Made of the titanium alloy Ti-6Al-4V, it has been deposited using the Wire + Arc Additive Manufacturing (WAAM) process, which Cranfield University has pioneered over the last decade.

Thanks to being able to go straight from digital drawing to final structure, WAAM has integrated two individual pieces into a single part; eliminating the need for long-lead-time forgings, and substantially reduced the amount of waste material removed by machining.

The process has also enabled the team to significantly reduce the mass of the final components and the Cranfield team is now working on methods to deposit closer to the final thickness.

The WAAM shape was manufactured at Cranfield and then sent to Glenalmond Technologies where it was stress-relieved, laser-scanned, machined and inspected using an ultrasonic method. Final inspection was performed by Agiometrix using a computer tomography (CT-scan) for internal quality analysis and an optical scanner, with Thales Alenia Space ensuring that the part met the mechanical requirements and specifications.

The team is now building of a second prototype in order to carry out fine tuning of the whole manufacturing cycle, to demonstrate the repeatability and reliability of the process, and to push the implementation of the new approach into the flight hardware.

Eng.

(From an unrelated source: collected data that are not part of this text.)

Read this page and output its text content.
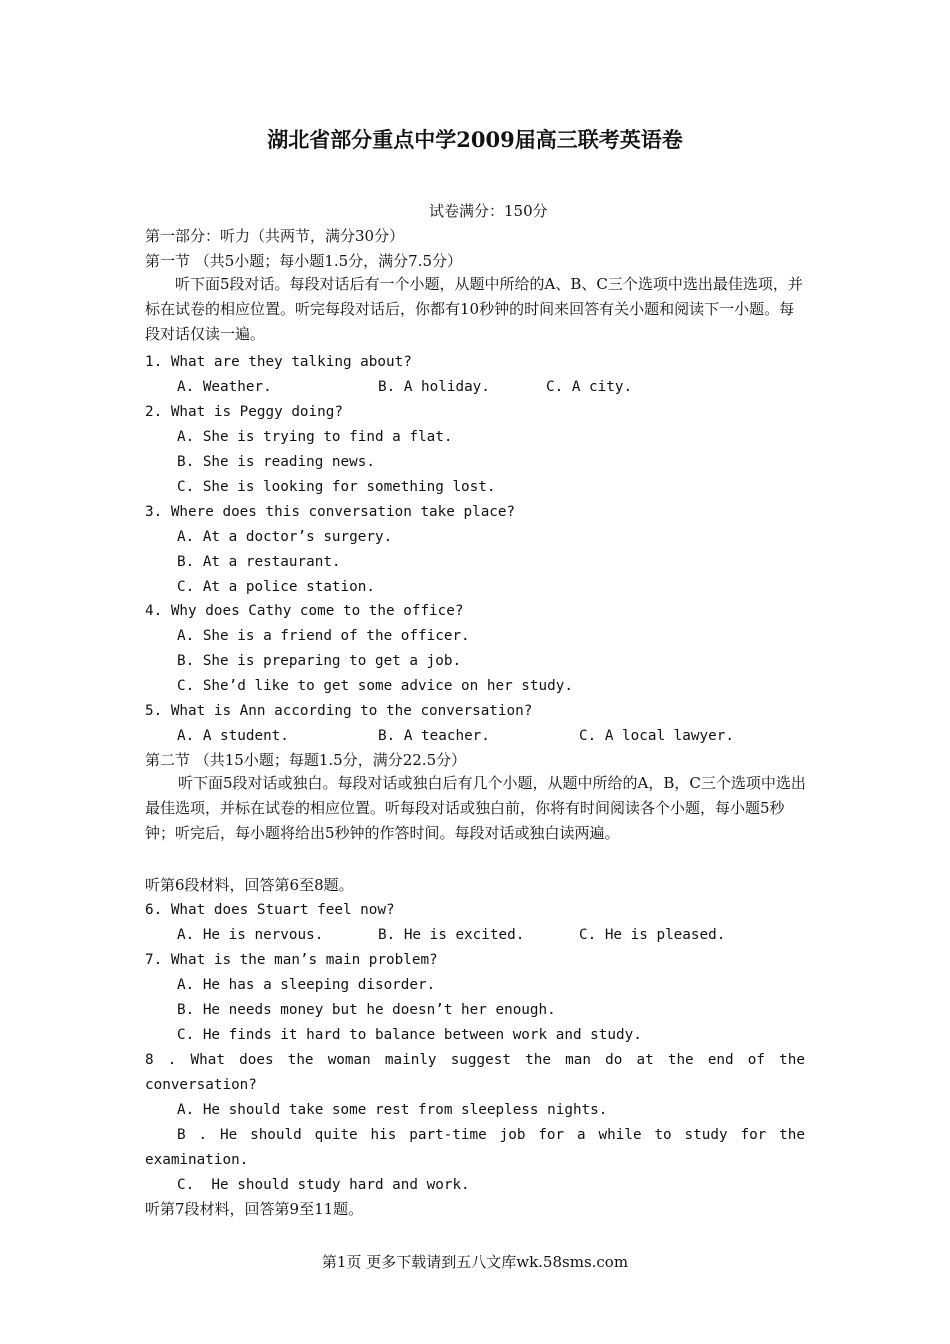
湖北省部分重点中学2009届高三联考英语卷
试卷满分：150分
第一部分：听力（共两节，满分30分）
第一节 （共5小题；每小题1.5分，满分7.5分）
听下面5段对话。每段对话后有一个小题，从题中所给的A、B、C三个选项中选出最佳选项，并标在试卷的相应位置。听完每段对话后，你都有10秒钟的时间来回答有关小题和阅读下一小题。每段对话仅读一遍。
1. What are they talking about?
A. Weather.	B. A holiday.	C. A city.
2. What is Peggy doing?
A. She is trying to find a flat.
B. She is reading news.
C. She is looking for something lost.
3. Where does this conversation take place?
A. At a doctor’s surgery.
B. At a restaurant.
C. At a police station.
4. Why does Cathy come to the office?
A. She is a friend of the officer.
B. She is preparing to get a job.
C. She’d like to get some advice on her study.
5. What is Ann according to the conversation?
A. A student.	B. A teacher.	C. A local lawyer.
第二节 （共15小题；每题1.5分，满分22.5分）
听下面5段对话或独白。每段对话或独白后有几个小题，从题中所给的A，B，C三个选项中选出最佳选项，并标在试卷的相应位置。听每段对话或独白前，你将有时间阅读各个小题，每小题5秒钟；听完后，每小题将给出5秒钟的作答时间。每段对话或独白读两遍。
听第6段材料，回答第6至8题。
6. What does Stuart feel now?
A. He is nervous.	B. He is excited.	C. He is pleased.
7. What is the man’s main problem?
A. He has a sleeping disorder.
B. He needs money but he doesn’t her enough.
C. He finds it hard to balance between work and study.
8 . What does the woman mainly suggest the man do at the end of the
conversation?
A. He should take some rest from sleepless nights.
B . He should quite his part-time job for a while to study for the
examination.
C.  He should study hard and work.
听第7段材料，回答第9至11题。
第1页 更多下载请到五八文库wk.58sms.com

Massimo Chiampi, study manager for additive manufacturing projects at Thales Alenia Space, said: “We were looking for an innovative manufacturing solution for the tanks, which typically suffer from long lead time with the conventional production route based on subtractive machining. Thanks to this project, we have demonstrated that the adoption of WAAM technology enhances the competitiveness of our product. A near-net-shape item is fabricated in few days – compared to several months needed for the procurement of the standard wrought products – and also the amount of machining operation is consistently reduced. We have achieved a 65 per cent reduction on the overall lead time without giving up the requested performances and this provides a benefit also in terms of design flexibility, making it possible to answer customer needs at a late stage of the project.”

Dr Filomeno Martina, senior lecturer at Cranfield University and CEO of WAAM3D, said: “This part was built using software and hardware that has been developed over the last decade; these are finally ready for commercialisation through a new spin-out company from Cranfield, WAAM3D.

“This part has given us the opportunity to test WAAM3D’s innovative solutions on a high-profile user case, with a very aggressive timescale. We are very proud of the level of automation achieved at Cranfield University. WAAM3D will make all these tools available to industrial community in the next couple of months and we are looking forward to the impact on industrial large-scale additive manufacture this will have.”